Measurement of ROS (hydrogen peroxide (H₂O₂) in yolk
The content of ROS, hydrogen peroxide (H₂O₂) from 10 egg yolks per group were measured by Ros-Glo H2O2 assay (Promega Corporation, Charbonnières-les-Bains, France). In each analysis, one gram of each egg yolk for each group was precisely analysed following the manufacturer’s protocol.

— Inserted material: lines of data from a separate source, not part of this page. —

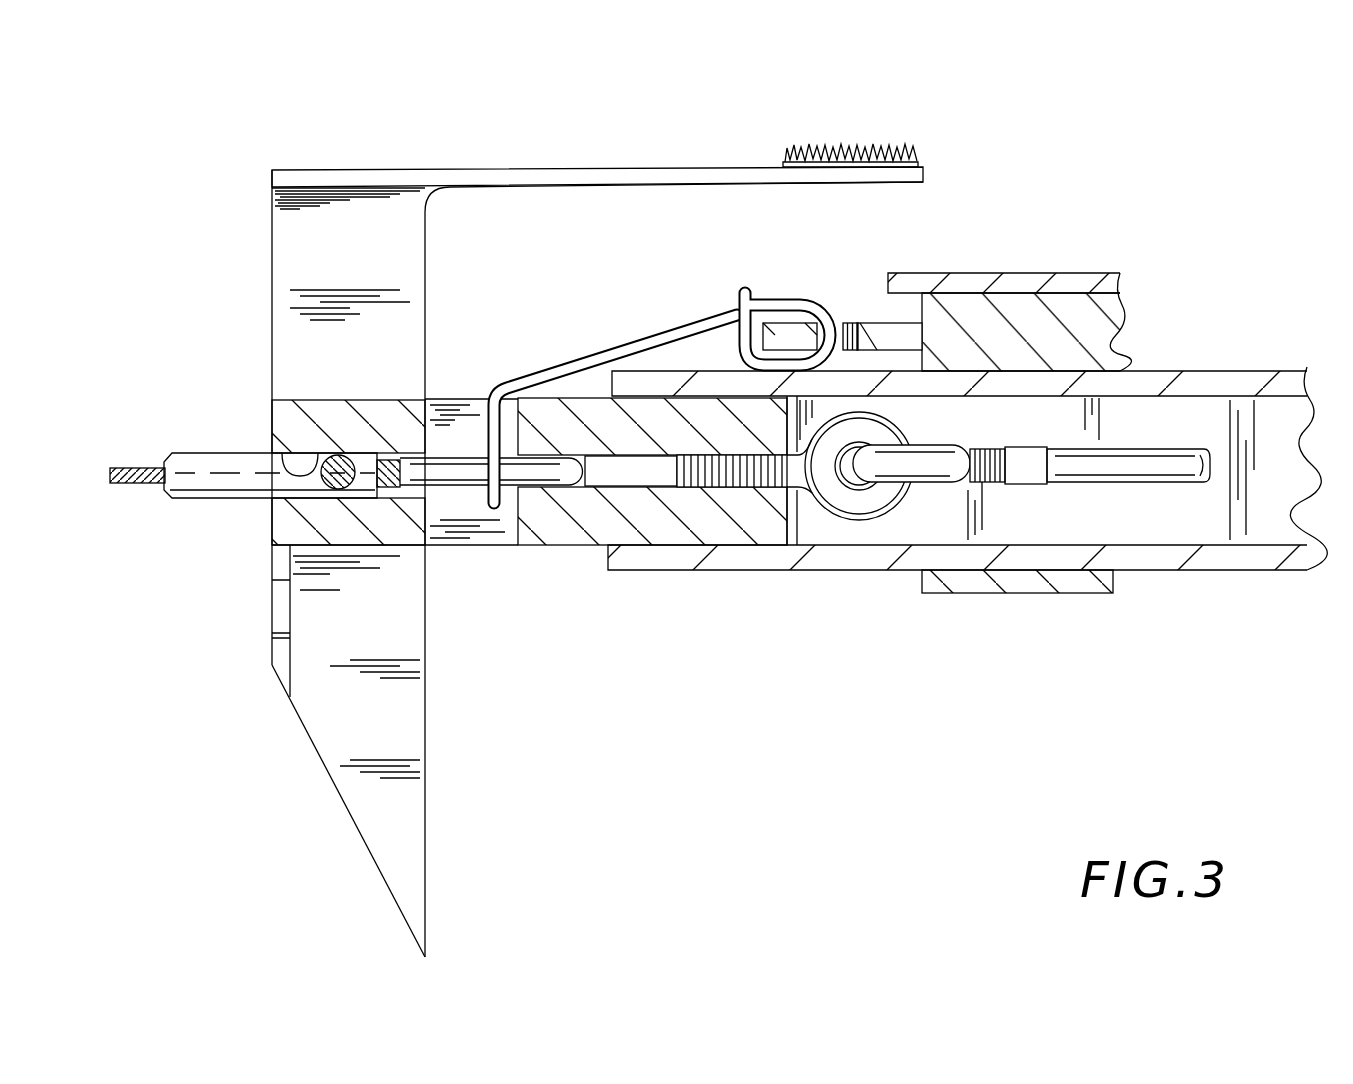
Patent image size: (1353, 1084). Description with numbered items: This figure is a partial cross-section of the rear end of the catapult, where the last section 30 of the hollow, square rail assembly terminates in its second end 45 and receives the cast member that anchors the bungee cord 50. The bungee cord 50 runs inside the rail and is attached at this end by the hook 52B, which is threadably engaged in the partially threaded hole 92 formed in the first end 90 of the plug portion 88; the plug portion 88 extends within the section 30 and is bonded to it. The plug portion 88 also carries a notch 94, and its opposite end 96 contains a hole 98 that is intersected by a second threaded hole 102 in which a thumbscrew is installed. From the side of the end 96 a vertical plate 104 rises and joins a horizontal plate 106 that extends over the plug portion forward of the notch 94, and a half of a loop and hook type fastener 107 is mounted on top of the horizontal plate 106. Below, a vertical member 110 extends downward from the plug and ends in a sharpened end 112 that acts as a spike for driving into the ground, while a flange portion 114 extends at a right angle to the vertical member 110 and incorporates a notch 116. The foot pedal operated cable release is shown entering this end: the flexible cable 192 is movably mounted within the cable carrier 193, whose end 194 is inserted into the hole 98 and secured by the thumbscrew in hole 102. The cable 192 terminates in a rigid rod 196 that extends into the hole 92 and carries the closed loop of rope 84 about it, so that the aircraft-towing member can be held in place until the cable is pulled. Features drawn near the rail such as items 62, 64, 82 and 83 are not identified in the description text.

The section 30 is at (897, 572).
The second end 45 is at (712, 546).
The bungee cord 50 is at (1177, 482).
The hook 52B is at (857, 523).
The lower block 62 is at (996, 593).
The mounting block 64 is at (1086, 273).
The tab 82 is at (905, 323).
The pin 83 is at (847, 323).
The closed loop of rope 84 is at (600, 345).
The plug portion 88 is at (555, 546).
The first end 90 is at (806, 528).
The partially threaded hole 92 is at (687, 458).
The notch 94 is at (482, 547).
The end 96 is at (373, 547).
The hole 98 is at (272, 400).
The second threaded hole 102 is at (340, 490).
The vertical plate 104 is at (272, 265).
The horizontal plate 106 is at (478, 169).
The half of a loop and hook type fastener 107 is at (920, 150).
The vertical member 110 is at (425, 767).
The sharpened end 112 is at (425, 886).
The flange portion 114 is at (272, 648).
The notch 116 is at (272, 608).
The flexible cable 192 is at (118, 468).
The cable carrier 193 is at (205, 453).
The end 194 is at (362, 500).
The rigid rod 196 is at (456, 455).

Data are represented as mean ± s.e.m., with a level of significance less than 0.05 (*P < 0.05). An analysis of variance using repeated measurements (Proc.Mix procedure) was used to compare the average numbers of normal eggs among the different hen groups over time. An analysis of variance (Proc.GLM procedure) was used to compare the number of double-yolk eggs, the weight of follicles, the content of ROS, the average concentrations of secreted steroids and androgen and levels of expression of adipokines and their receptors among the different groups. Two factors were analysed: the time of GSE supplementation (from birth (one day of age, D group) compared from 28 days (week 4, B and C groups)) and a diet effect. If the time of GSE supplementation was significant, we analysed separately the diets A and D, and A,B and C and if not we compared the whole A,B,C and D groups. A chi-square test was used for analysis of percentage fertility between the different parameters. A Pearson test was used to analyse correlations between ROS content and steroid in yolk egg and plasma adipokine concentration. The correlation was noted ‘r’ and the P value was considered significant if P < 0.05. SAS software (version 9.3, Cary, USA) was used for all analyses. Different letters indicate significant differences (P < 0.05).